By Jeff Burbrink
Purdue Extension Elkhart County
GOSHEN — Spruces all over the Midwest are going through a decline. There is not a whole lot we can do about it. While beautiful in shape, color and texture, spruces are not native to our region, and that plays a role in their demise.
Affected spruce often look thin, perhaps losing a branch here or there, most commonly in the lower levels of the tree. Over time, the tree thins to the point it is no longer attractive.
In the wild, spruces grow in mostly arid, thin-soiled, mountainous regions. Since the 1970s, spruces have become a staple in the Midwestern landscape. The Midwest has rich, deep-textured soils and higher temperatures than spruces are used to. The roots of spruce are normally anchored in rocky crags, but in the Midwest, the mellow soil is often not firm enough to hold a towering spruce firmly when the wind blows.

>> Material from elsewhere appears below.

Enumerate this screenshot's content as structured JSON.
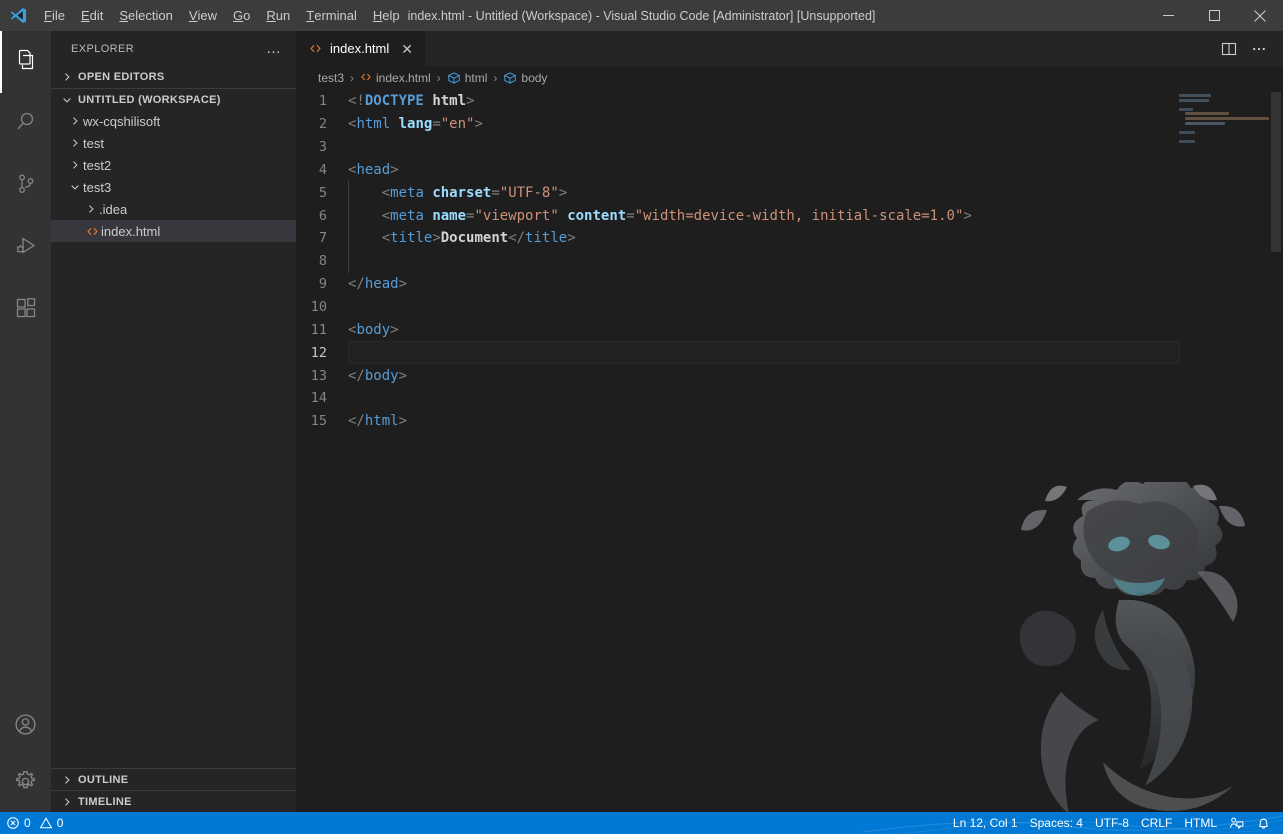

The Midwestern air works against spruces, too. Our summers are humid, and humidity has the nasty habit of stimulating plant diseases that attack spruce. There are several different diseases going after spruces here, including needlecast, tip blights and various canker diseases.
Many people want to spray a fungicide when they learn their spruce has a disease. This strategy does not work well. Fungicides are protectants, meaning they need to be applied before the plant is showing major symptoms. Fungicides also require reapplication as long as conditions are ripe for disease growth, which means multiple applications throughout the season are needed. Since fungicides are expensive and are difficult to put on in a timely fashion, the fungicide strategy rarely works.
If diseases, soil type and humidity were not enough, spruces also have several insect pests that frequently attack them. The two most common are gall adelgids and spruce spider mites. In both cases, the insect pests are tiny and you may need a hand lens to see them. Often times, people are more likely to see the damage as opposed to the insect pests themselves.
So why are we seeing this happen now? When there were just a few spruce trees in the region, one or two sick trees would rarely be enough to spread disease and pests to those around them. But, the more spruce we planted, the higher the chance that an epidemic would occur. And that is where we are today.
When a spruce begins to look bad, you might be able to get a few more years out of it by pruning off the dead branches, but at some point, it will no longer look pleasant, especially when arranged in large groups as a privacy screen. Consider planting other species of conifers to replace the spruce that might be more tolerant of Midwestern conditions. Michigan State has a publication at www.shorturl.at/chilL listing some excellent choices for spruce replacement.